**Gold stars to ConorP & John Coffey...**

Black stinky rotten egg to Al 260Z, your favorite foot-in-mouth Z professor.

John gets a gold star for the Gordian Knot solution: The **** with mental gymnastics - cut out all the bullshit and check the nos. on the gearset. (easier even than counting teeth).

ConorP is right on on all counts, especially in pointing out that you want to make multiple revolutions of the wheel for a single revolution of the driveshaft. (Shame on me!)

As I posed the question, I could not for the life of me remember whether to multiply the ration by two or by one-half with one wheel blocked. (One-half is correct.) Nor could I visualize the diffy action that causes this. I've been playing with this mental visualization all weekend, and just barely grasp it. See what you can do when you're not distracted by some lousy radio station blaring at you! ;-). I certainly can't explain it any better than ConorP did.

Recall that the pinion carrier shaft revolves with the ring gear. If one side gear (output shat) is blocked, then the free side gear shaft must advance twice as much. The ratio of the side to pinion gear is immaterial because the ratio of the side gears to each other is always one-to-one.

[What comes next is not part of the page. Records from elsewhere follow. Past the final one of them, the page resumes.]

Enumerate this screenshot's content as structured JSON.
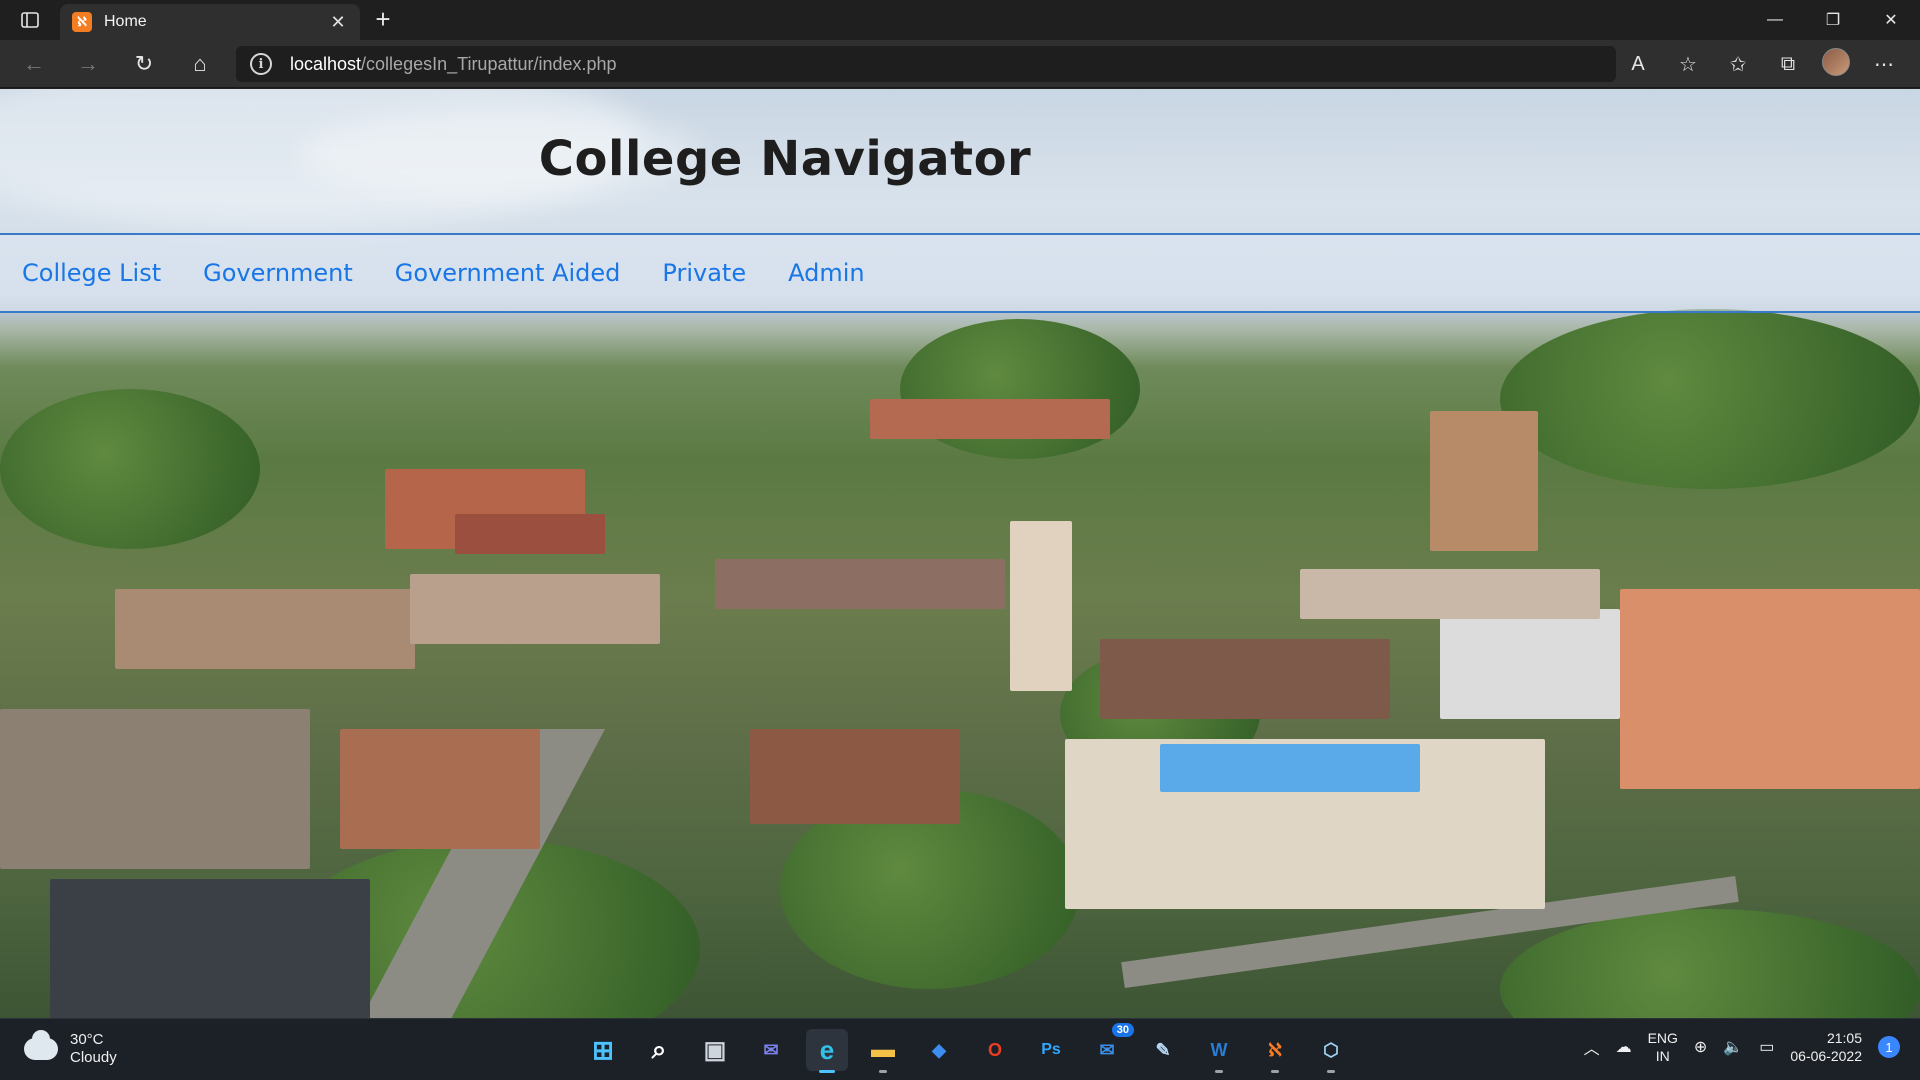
{
  "browser": {
    "tab_title": "Home",
    "tab_favicon": "xampp-icon",
    "close_tab": "✕",
    "new_tab": "+",
    "url_host": "localhost",
    "url_path": "/collegesIn_Tirupattur/index.php",
    "info_glyph": "i"
  },
  "site": {
    "title": "College Navigator",
    "nav": [
      {
        "label": "College List"
      },
      {
        "label": "Government"
      },
      {
        "label": "Government Aided"
      },
      {
        "label": "Private"
      },
      {
        "label": "Admin"
      }
    ]
  },
  "taskbar": {
    "weather": {
      "temp": "30°C",
      "condition": "Cloudy"
    },
    "apps": [
      {
        "name": "start",
        "glyph": "⊞"
      },
      {
        "name": "search",
        "glyph": "⌕"
      },
      {
        "name": "task-view",
        "glyph": "▣"
      },
      {
        "name": "chat",
        "glyph": "✉"
      },
      {
        "name": "edge",
        "glyph": "e"
      },
      {
        "name": "file-explorer",
        "glyph": "▬"
      },
      {
        "name": "dropbox",
        "glyph": "◆"
      },
      {
        "name": "office",
        "glyph": "O"
      },
      {
        "name": "photoshop",
        "glyph": "Ps"
      },
      {
        "name": "notifications-app",
        "glyph": "✉",
        "badge": "30"
      },
      {
        "name": "notepad",
        "glyph": "✎"
      },
      {
        "name": "word",
        "glyph": "W"
      },
      {
        "name": "xampp",
        "glyph": "ℵ"
      },
      {
        "name": "virtualbox",
        "glyph": "⬡"
      }
    ],
    "lang_top": "ENG",
    "lang_bottom": "IN",
    "time": "21:05",
    "date": "06-06-2022",
    "notification_count": "1"
  },
  "colors": {
    "link": "#1976e6",
    "rule": "#3a79c9",
    "title": "#1e1e1e"
  }
}
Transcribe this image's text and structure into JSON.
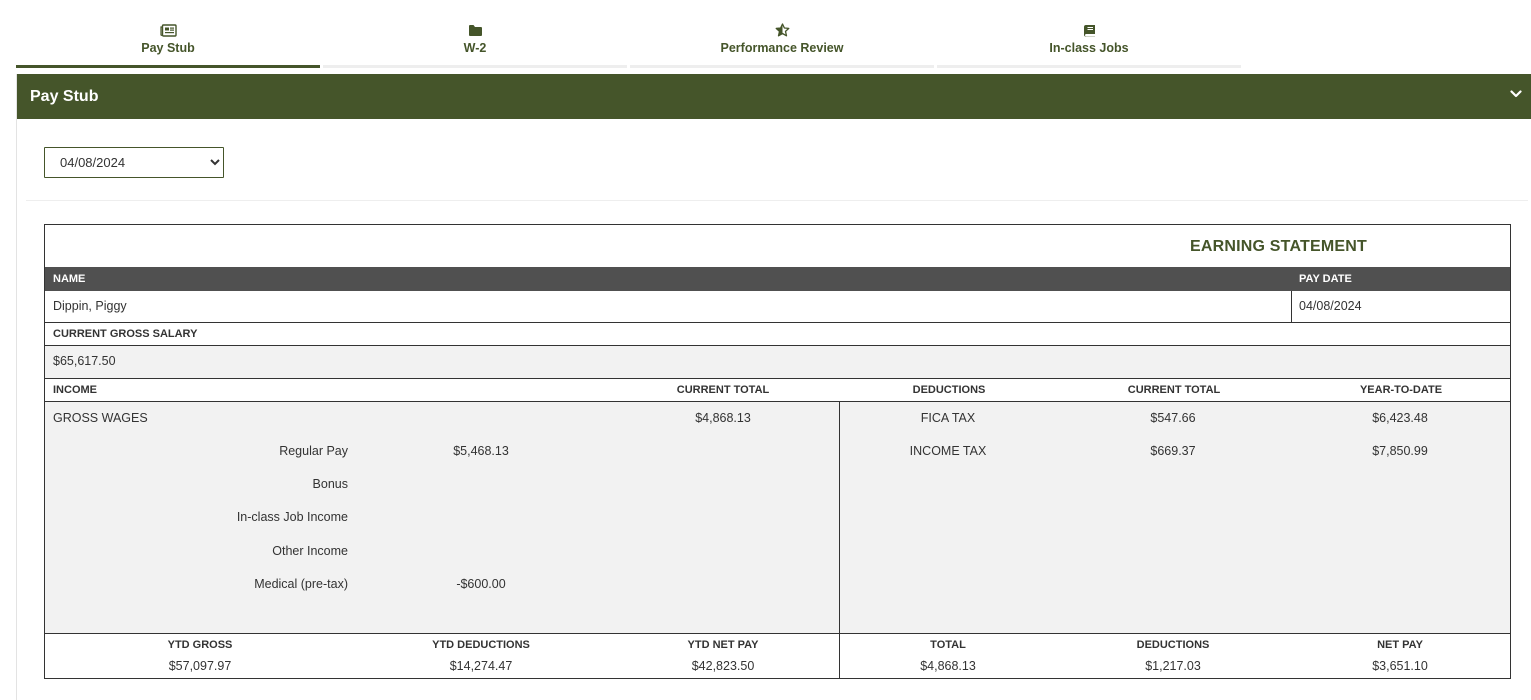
{
  "tabs": [
    {
      "label": "Pay Stub",
      "icon": "newspaper-icon",
      "active": true
    },
    {
      "label": "W-2",
      "icon": "folder-icon",
      "active": false
    },
    {
      "label": "Performance Review",
      "icon": "star-half-icon",
      "active": false
    },
    {
      "label": "In-class Jobs",
      "icon": "book-icon",
      "active": false
    }
  ],
  "panel": {
    "title": "Pay Stub",
    "date_select": {
      "value": "04/08/2024",
      "options": [
        "04/08/2024"
      ]
    }
  },
  "statement": {
    "title": "EARNING STATEMENT",
    "name_label": "NAME",
    "pay_date_label": "PAY DATE",
    "name": "Dippin, Piggy",
    "pay_date": "04/08/2024",
    "gross_salary_label": "CURRENT GROSS SALARY",
    "gross_salary": "$65,617.50",
    "columns": {
      "income": "INCOME",
      "current_total": "CURRENT TOTAL",
      "deductions": "DEDUCTIONS",
      "deductions_current_total": "CURRENT TOTAL",
      "year_to_date": "YEAR-TO-DATE"
    },
    "gross_wages": {
      "label": "GROSS WAGES",
      "value": "$4,868.13"
    },
    "income_items": [
      {
        "label": "Regular Pay",
        "value": "$5,468.13"
      },
      {
        "label": "Bonus",
        "value": ""
      },
      {
        "label": "In-class Job Income",
        "value": ""
      },
      {
        "label": "Other Income",
        "value": ""
      },
      {
        "label": "Medical (pre-tax)",
        "value": "-$600.00"
      }
    ],
    "deduction_items": [
      {
        "label": "FICA TAX",
        "current": "$547.66",
        "ytd": "$6,423.48"
      },
      {
        "label": "INCOME TAX",
        "current": "$669.37",
        "ytd": "$7,850.99"
      }
    ],
    "totals": {
      "ytd_gross_label": "YTD GROSS",
      "ytd_gross": "$57,097.97",
      "ytd_deductions_label": "YTD DEDUCTIONS",
      "ytd_deductions": "$14,274.47",
      "ytd_net_pay_label": "YTD NET PAY",
      "ytd_net_pay": "$42,823.50",
      "total_label": "TOTAL",
      "total": "$4,868.13",
      "deductions_label": "DEDUCTIONS",
      "deductions": "$1,217.03",
      "net_pay_label": "NET PAY",
      "net_pay": "$3,651.10"
    }
  }
}
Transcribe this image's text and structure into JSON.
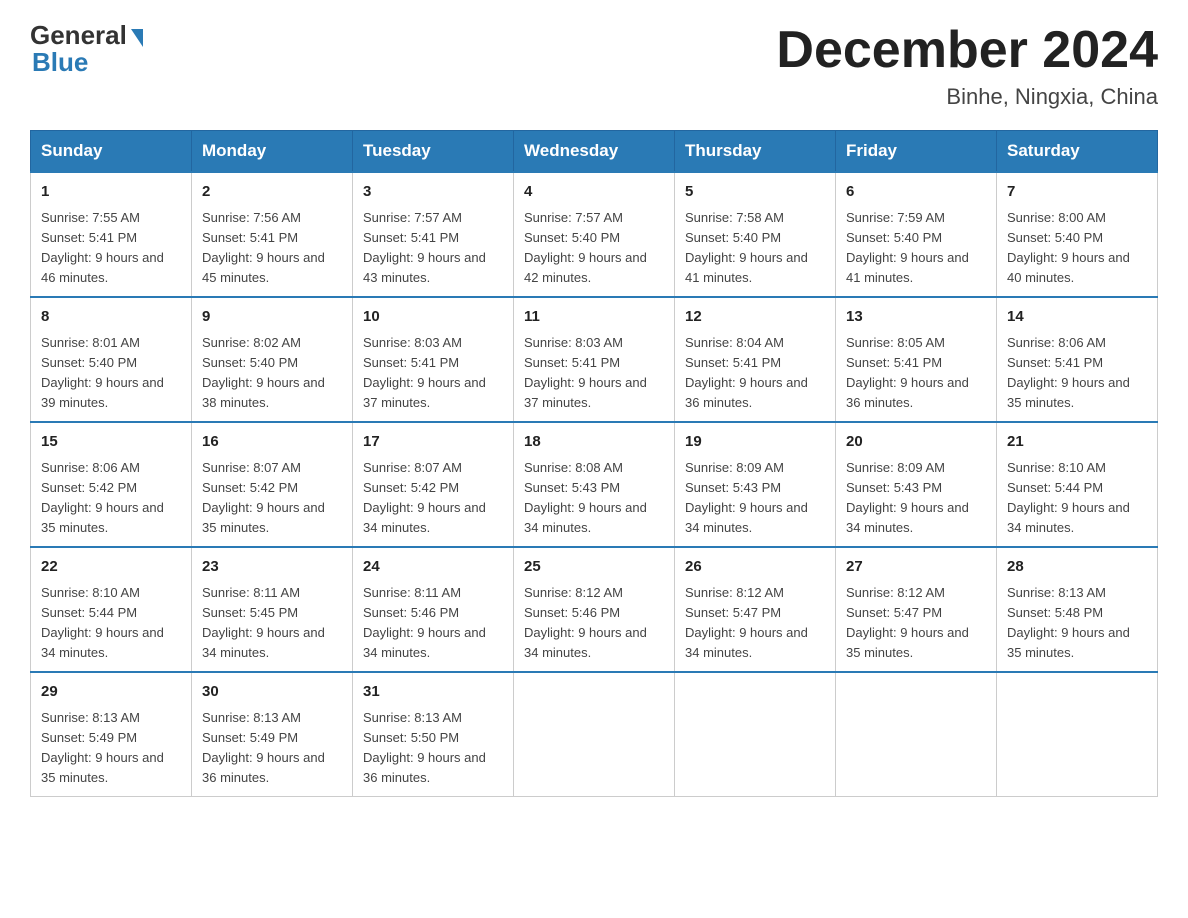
{
  "header": {
    "logo_general": "General",
    "logo_blue": "Blue",
    "month_title": "December 2024",
    "location": "Binhe, Ningxia, China"
  },
  "weekdays": [
    "Sunday",
    "Monday",
    "Tuesday",
    "Wednesday",
    "Thursday",
    "Friday",
    "Saturday"
  ],
  "weeks": [
    [
      {
        "day": "1",
        "sunrise": "7:55 AM",
        "sunset": "5:41 PM",
        "daylight": "9 hours and 46 minutes."
      },
      {
        "day": "2",
        "sunrise": "7:56 AM",
        "sunset": "5:41 PM",
        "daylight": "9 hours and 45 minutes."
      },
      {
        "day": "3",
        "sunrise": "7:57 AM",
        "sunset": "5:41 PM",
        "daylight": "9 hours and 43 minutes."
      },
      {
        "day": "4",
        "sunrise": "7:57 AM",
        "sunset": "5:40 PM",
        "daylight": "9 hours and 42 minutes."
      },
      {
        "day": "5",
        "sunrise": "7:58 AM",
        "sunset": "5:40 PM",
        "daylight": "9 hours and 41 minutes."
      },
      {
        "day": "6",
        "sunrise": "7:59 AM",
        "sunset": "5:40 PM",
        "daylight": "9 hours and 41 minutes."
      },
      {
        "day": "7",
        "sunrise": "8:00 AM",
        "sunset": "5:40 PM",
        "daylight": "9 hours and 40 minutes."
      }
    ],
    [
      {
        "day": "8",
        "sunrise": "8:01 AM",
        "sunset": "5:40 PM",
        "daylight": "9 hours and 39 minutes."
      },
      {
        "day": "9",
        "sunrise": "8:02 AM",
        "sunset": "5:40 PM",
        "daylight": "9 hours and 38 minutes."
      },
      {
        "day": "10",
        "sunrise": "8:03 AM",
        "sunset": "5:41 PM",
        "daylight": "9 hours and 37 minutes."
      },
      {
        "day": "11",
        "sunrise": "8:03 AM",
        "sunset": "5:41 PM",
        "daylight": "9 hours and 37 minutes."
      },
      {
        "day": "12",
        "sunrise": "8:04 AM",
        "sunset": "5:41 PM",
        "daylight": "9 hours and 36 minutes."
      },
      {
        "day": "13",
        "sunrise": "8:05 AM",
        "sunset": "5:41 PM",
        "daylight": "9 hours and 36 minutes."
      },
      {
        "day": "14",
        "sunrise": "8:06 AM",
        "sunset": "5:41 PM",
        "daylight": "9 hours and 35 minutes."
      }
    ],
    [
      {
        "day": "15",
        "sunrise": "8:06 AM",
        "sunset": "5:42 PM",
        "daylight": "9 hours and 35 minutes."
      },
      {
        "day": "16",
        "sunrise": "8:07 AM",
        "sunset": "5:42 PM",
        "daylight": "9 hours and 35 minutes."
      },
      {
        "day": "17",
        "sunrise": "8:07 AM",
        "sunset": "5:42 PM",
        "daylight": "9 hours and 34 minutes."
      },
      {
        "day": "18",
        "sunrise": "8:08 AM",
        "sunset": "5:43 PM",
        "daylight": "9 hours and 34 minutes."
      },
      {
        "day": "19",
        "sunrise": "8:09 AM",
        "sunset": "5:43 PM",
        "daylight": "9 hours and 34 minutes."
      },
      {
        "day": "20",
        "sunrise": "8:09 AM",
        "sunset": "5:43 PM",
        "daylight": "9 hours and 34 minutes."
      },
      {
        "day": "21",
        "sunrise": "8:10 AM",
        "sunset": "5:44 PM",
        "daylight": "9 hours and 34 minutes."
      }
    ],
    [
      {
        "day": "22",
        "sunrise": "8:10 AM",
        "sunset": "5:44 PM",
        "daylight": "9 hours and 34 minutes."
      },
      {
        "day": "23",
        "sunrise": "8:11 AM",
        "sunset": "5:45 PM",
        "daylight": "9 hours and 34 minutes."
      },
      {
        "day": "24",
        "sunrise": "8:11 AM",
        "sunset": "5:46 PM",
        "daylight": "9 hours and 34 minutes."
      },
      {
        "day": "25",
        "sunrise": "8:12 AM",
        "sunset": "5:46 PM",
        "daylight": "9 hours and 34 minutes."
      },
      {
        "day": "26",
        "sunrise": "8:12 AM",
        "sunset": "5:47 PM",
        "daylight": "9 hours and 34 minutes."
      },
      {
        "day": "27",
        "sunrise": "8:12 AM",
        "sunset": "5:47 PM",
        "daylight": "9 hours and 35 minutes."
      },
      {
        "day": "28",
        "sunrise": "8:13 AM",
        "sunset": "5:48 PM",
        "daylight": "9 hours and 35 minutes."
      }
    ],
    [
      {
        "day": "29",
        "sunrise": "8:13 AM",
        "sunset": "5:49 PM",
        "daylight": "9 hours and 35 minutes."
      },
      {
        "day": "30",
        "sunrise": "8:13 AM",
        "sunset": "5:49 PM",
        "daylight": "9 hours and 36 minutes."
      },
      {
        "day": "31",
        "sunrise": "8:13 AM",
        "sunset": "5:50 PM",
        "daylight": "9 hours and 36 minutes."
      },
      null,
      null,
      null,
      null
    ]
  ]
}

Gear ratios are interesting as they illustrate some basic characteristics of numbers. The number of teeth on a gear must always be an integer number. The ratio of two integers is a rational number. Different gear sets can give the same number ratios such as 40/10 or 20/5. (4/1 is the same, but a gear with one tooth would not have very smooth action!) Remember simplifying fractions to their lowest possible denominator? (Sorry to remind you!) Well, in the 260Z case 37/11= 3.363636363636.... (isn't that fun - the 36363636 repeats infinitely!). You could get the same ratio by doubling the numbers to 74/22, but there is no reducing this pair. Furthermore, 37 and 11 are both prime numbers - no factors at all for either number!

Later all!

:-D

Al